Due to that finding, it’s illegal under federal law for Bayer to label their product as a “potentially” or “likely” carcinogenic. To do so would violate their federal registration. To limit future liability, Bayer is running bills in three states including Iowa, Missouri, and Idaho while executing federal legislative and regulatory strategies.
Consistent with ISA policy, the association registered in support of this bill (joining the Iowa Corn Growers Association, Iowa Farm Bureau Federation, and Agribusiness Association of Iowa, among others). The proposed legislation speaks to the importance of maintaining tools in the toolbox for farmers to utilize.
The bill’s future remains uncertain this legislative session.
Letter published in its entirety:
Open letter from Bayer
For over 160 years, Bayer has stood at the forefront of health and safety while producing some of America’s most trusted and iconic brands.
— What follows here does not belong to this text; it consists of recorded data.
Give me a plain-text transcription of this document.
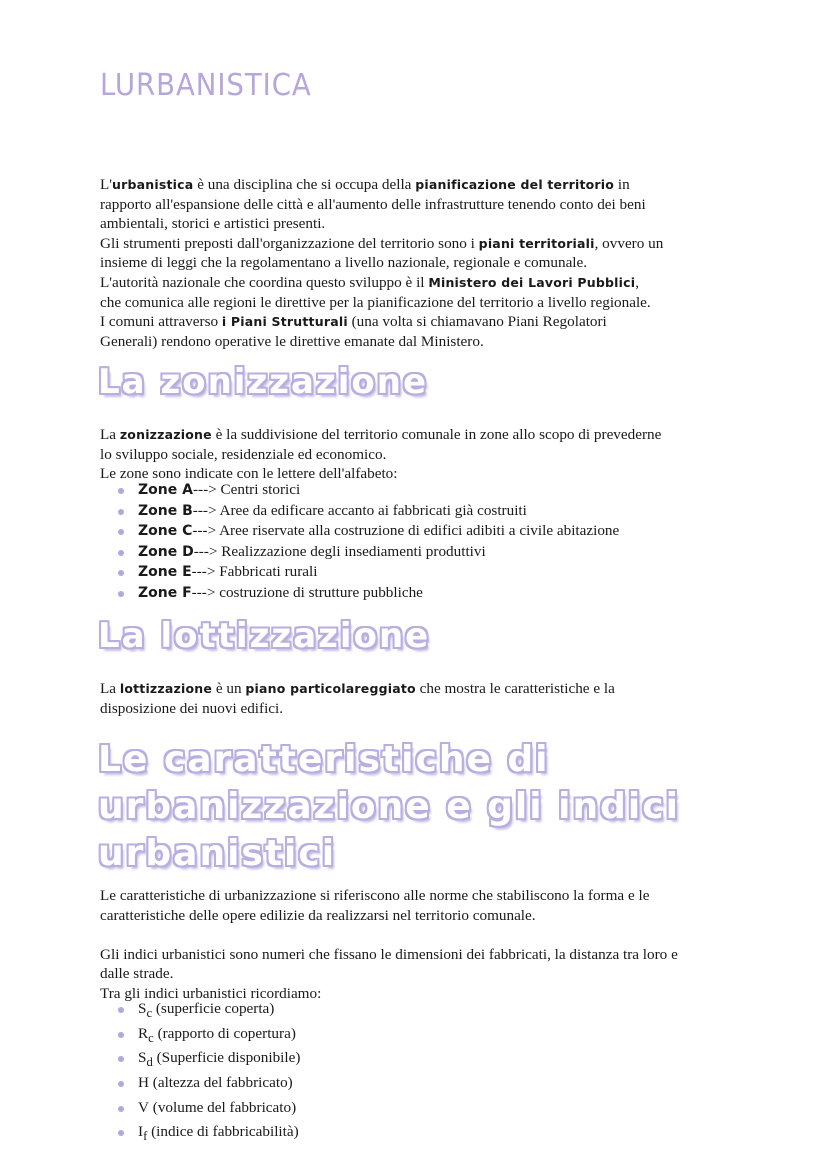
LURBANISTICA
L'urbanistica è una disciplina che si occupa della pianificazione del territorio in
rapporto all'espansione delle città e all'aumento delle infrastrutture tenendo conto dei beni
ambientali, storici e artistici presenti.
Gli strumenti preposti dall'organizzazione del territorio sono i piani territoriali, ovvero un
insieme di leggi che la regolamentano a livello nazionale, regionale e comunale.
L'autorità nazionale che coordina questo sviluppo è il Ministero dei Lavori Pubblici,
che comunica alle regioni le direttive per la pianificazione del territorio a livello regionale.
I comuni attraverso i Piani Strutturali (una volta si chiamavano Piani Regolatori
Generali) rendono operative le direttive emanate dal Ministero.
La zonizzazione
La zonizzazione è la suddivisione del territorio comunale in zone allo scopo di prevederne
lo sviluppo sociale, residenziale ed economico.
Le zone sono indicate con le lettere dell'alfabeto:
Zone A---> Centri storici
Zone B---> Aree da edificare accanto ai fabbricati già costruiti
Zone C---> Aree riservate alla costruzione di edifici adibiti a civile abitazione
Zone D---> Realizzazione degli insediamenti produttivi
Zone E---> Fabbricati rurali
Zone F---> costruzione di strutture pubbliche
La lottizzazione
La lottizzazione è un piano particolareggiato che mostra le caratteristiche e la
disposizione dei nuovi edifici.
Le caratteristiche di
urbanizzazione e gli indici
urbanistici
Le caratteristiche di urbanizzazione si riferiscono alle norme che stabiliscono la forma e le
caratteristiche delle opere edilizie da realizzarsi nel territorio comunale.
Gli indici urbanistici sono numeri che fissano le dimensioni dei fabbricati, la distanza tra loro e
dalle strade.
Tra gli indici urbanistici ricordiamo:
$S_c$ (superficie coperta)
$R_c$ (rapporto di copertura)
$S_d$ (Superficie disponibile)
H (altezza del fabbricato)
V (volume del fabbricato)
$I_f$ (indice di fabbricabilità)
One such product is the herbicide glyphosate which, sold as Roundup®, is one of the most important inventions in agriculture in the last 50 years and has been thoroughly evaluated and certified multiple times by the U.S. Environmental Protection Agency (EPA), the European Food Safety Authority (EFSA), and all other leading safety and regulatory bodies around the world as safe to use.
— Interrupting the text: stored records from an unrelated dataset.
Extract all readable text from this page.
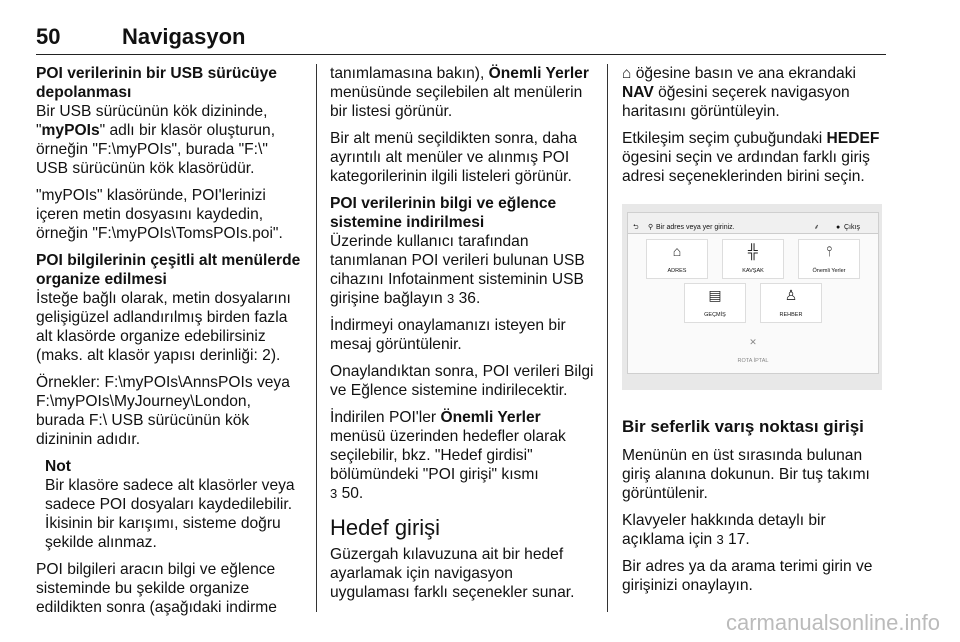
50	Navigasyon

POI verilerinin bir USB sürücüye depolanması

Bir USB sürücünün kök dizininde, "myPOIs" adlı bir klasör oluşturun, örneğin "F:\myPOIs", burada "F:\" USB sürücünün kök klasörüdür.

"myPOIs" klasöründe, POI'lerinizi içeren metin dosyasını kaydedin, örneğin "F:\myPOIs\TomsPOIs.poi".

POI bilgilerinin çeşitli alt menülerde organize edilmesi

İsteğe bağlı olarak, metin dosyalarını gelişigüzel adlandırılmış birden fazla alt klasörde organize edebilirsiniz (maks. alt klasör yapısı derinliği: 2).

Örnekler: F:\myPOIs\AnnsPOIs veya F:\myPOIs\MyJourney\London, burada F:\ USB sürücünün kök dizininin adıdır.

Not
Bir klasöre sadece alt klasörler veya sadece POI dosyaları kaydedilebilir. İkisinin bir karışımı, sisteme doğru şekilde alınmaz.

POI bilgileri aracın bilgi ve eğlence sisteminde bu şekilde organize edildikten sonra (aşağıdaki indirme

tanımlamasına bakın), Önemli Yerler menüsünde seçilebilen alt menülerin bir listesi görünür.

Bir alt menü seçildikten sonra, daha ayrıntılı alt menüler ve alınmış POI kategorilerinin ilgili listeleri görünür.

POI verilerinin bilgi ve eğlence sistemine indirilmesi

Üzerinde kullanıcı tarafından tanımlanan POI verileri bulunan USB cihazını Infotainment sisteminin USB girişine bağlayın 3 36.

İndirmeyi onaylamanızı isteyen bir mesaj görüntülenir.

Onaylandıktan sonra, POI verileri Bilgi ve Eğlence sistemine indirilecektir.

İndirilen POI'ler Önemli Yerler menüsü üzerinden hedefler olarak seçilebilir, bkz. "Hedef girdisi" bölümündeki "POI girişi" kısmı
3 50.

Hedef girişi

Güzergah kılavuzuna ait bir hedef ayarlamak için navigasyon uygulaması farklı seçenekler sunar.

⌂ öğesine basın ve ana ekrandaki NAV öğesini seçerek navigasyon haritasını görüntüleyin.

Etkileşim seçim çubuğundaki HEDEF ögesini seçin ve ardından farklı giriş adresi seçeneklerinden birini seçin.

⮌ ⚲ Bir adres veya yer giriniz.	⸙ ● Çıkış
⌂
ADRES
╬
KAVŞAK
⫯
Önemli Yerler
▤
GEÇMİŞ
♙
REHBER
✕
ROTA İPTAL
Bir seferlik varış noktası girişi

Menünün en üst sırasında bulunan giriş alanına dokunun. Bir tuş takımı görüntülenir.

Klavyeler hakkında detaylı bir açıklama için 3 17.

Bir adres ya da arama terimi girin ve girişinizi onaylayın.

carmanualsonline.info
It has enabled millions of American farmers to have better yields and lower their weed control input costs – and the only group to categorize glyphosate as a probable carcinogen is an affiliate of the World Health Organization, which is not a regulatory body and did no original studies. It puts other everyday things like drinking hot beverages, a barber’s occupational exposure, and eating red meat at the same level of safety hazard as glyphosate. Despite the clear science behind Roundup’s safety and benefits, thousands of lawsuits persist in courts across the country, fueled by over $100 million dollars in expansive marketing and TV ads by the litigation industry to recruit and accumulate plaintiffs.
We win when juries have access to all the relevant evidence and scientific information. So, the litigation industry fights to prevent the EPA’s rigorous analysis and science-based conclusion that Roundup is safe to use from being shown in court. Instead, they rely on junk science to mislead juries.
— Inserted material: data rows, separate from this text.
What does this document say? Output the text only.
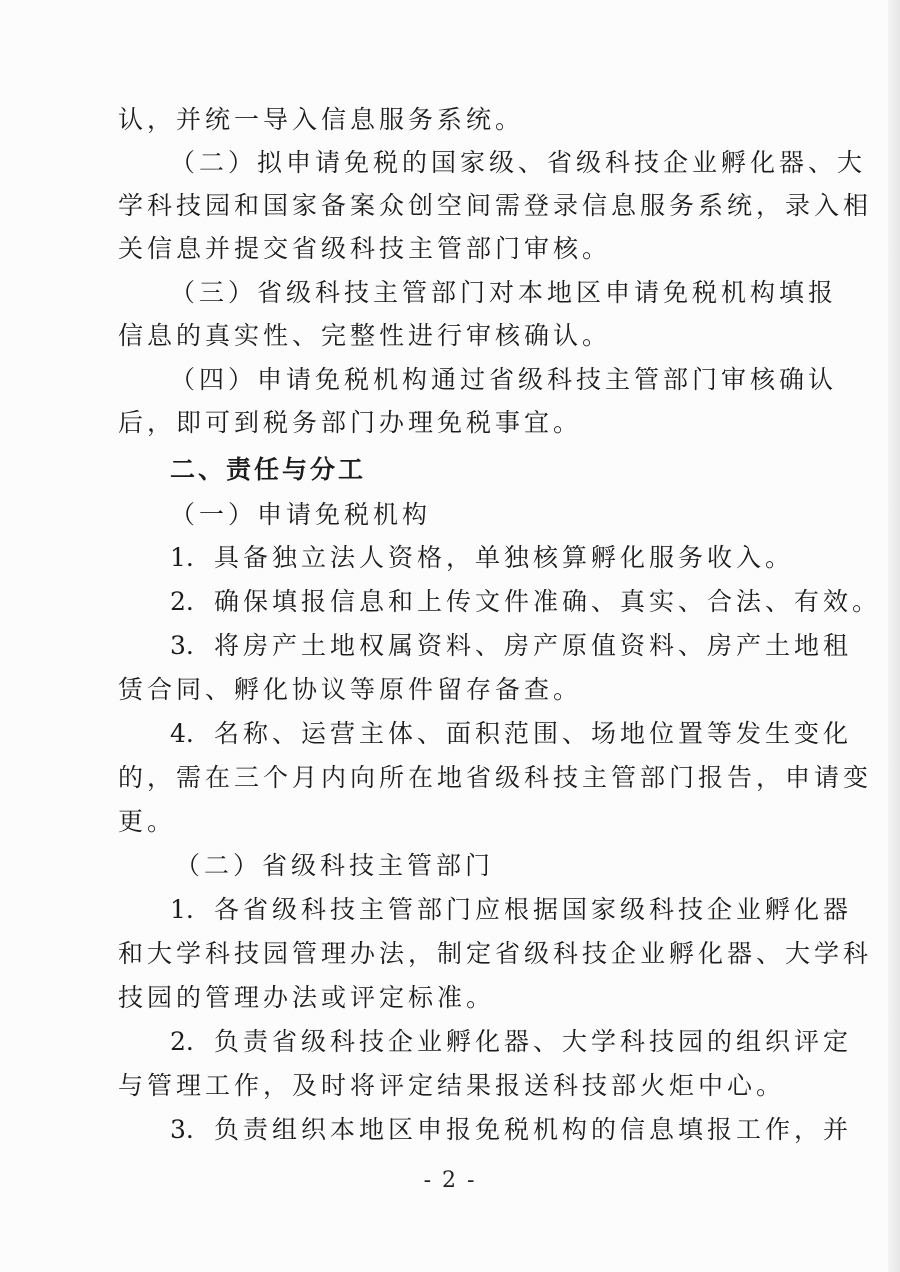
认，并统一导入信息服务系统。
（二）拟申请免税的国家级、省级科技企业孵化器、大
学科技园和国家备案众创空间需登录信息服务系统，录入相
关信息并提交省级科技主管部门审核。
（三）省级科技主管部门对本地区申请免税机构填报
信息的真实性、完整性进行审核确认。
（四）申请免税机构通过省级科技主管部门审核确认
后，即可到税务部门办理免税事宜。
二、责任与分工
（一）申请免税机构
1. 具备独立法人资格，单独核算孵化服务收入。
2. 确保填报信息和上传文件准确、真实、合法、有效。
3. 将房产土地权属资料、房产原值资料、房产土地租
赁合同、孵化协议等原件留存备查。
4. 名称、运营主体、面积范围、场地位置等发生变化
的，需在三个月内向所在地省级科技主管部门报告，申请变
更。
（二）省级科技主管部门
1. 各省级科技主管部门应根据国家级科技企业孵化器
和大学科技园管理办法，制定省级科技企业孵化器、大学科
技园的管理办法或评定标准。
2. 负责省级科技企业孵化器、大学科技园的组织评定
与管理工作，及时将评定结果报送科技部火炬中心。
3. 负责组织本地区申报免税机构的信息填报工作，并
- 2 -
When the whole story is not told, billions of dollars are diverted to the litigation industry. Billions that could have been invested into expanding our leading R&D programs and other important investments – investments that are essential to solving some of the world’s most important problems, benefiting both farmers and society.
Why does this matter?
Because the impact of the courtroom will be felt at every dinner table in America. Food prices are already high, but without advanced agricultural products farm yields will go down, farmland will be degraded, farmers’ costs will go up, and food prices will rise even more dramatically.
Farming has never been easy. If American farmers lose a critical tool like glyphosate based on the litigation industry’s actions, they will face even harder choices. Bayer is the only domestic manufacturer of glyphosate. If this keeps up, farmers will be left with two options – grow less food or rely on foreign supplies of the product.
We plan to continue providing U.S. farmers this vital, valued product so America’s consumers and a hungry world can be economically and abundantly and, above all, safely fed. But there’s a limit to what we can do. We hope others will soon recognize how high the stakes go, well beyond one product or industry to touch upon fundamental American values and interests.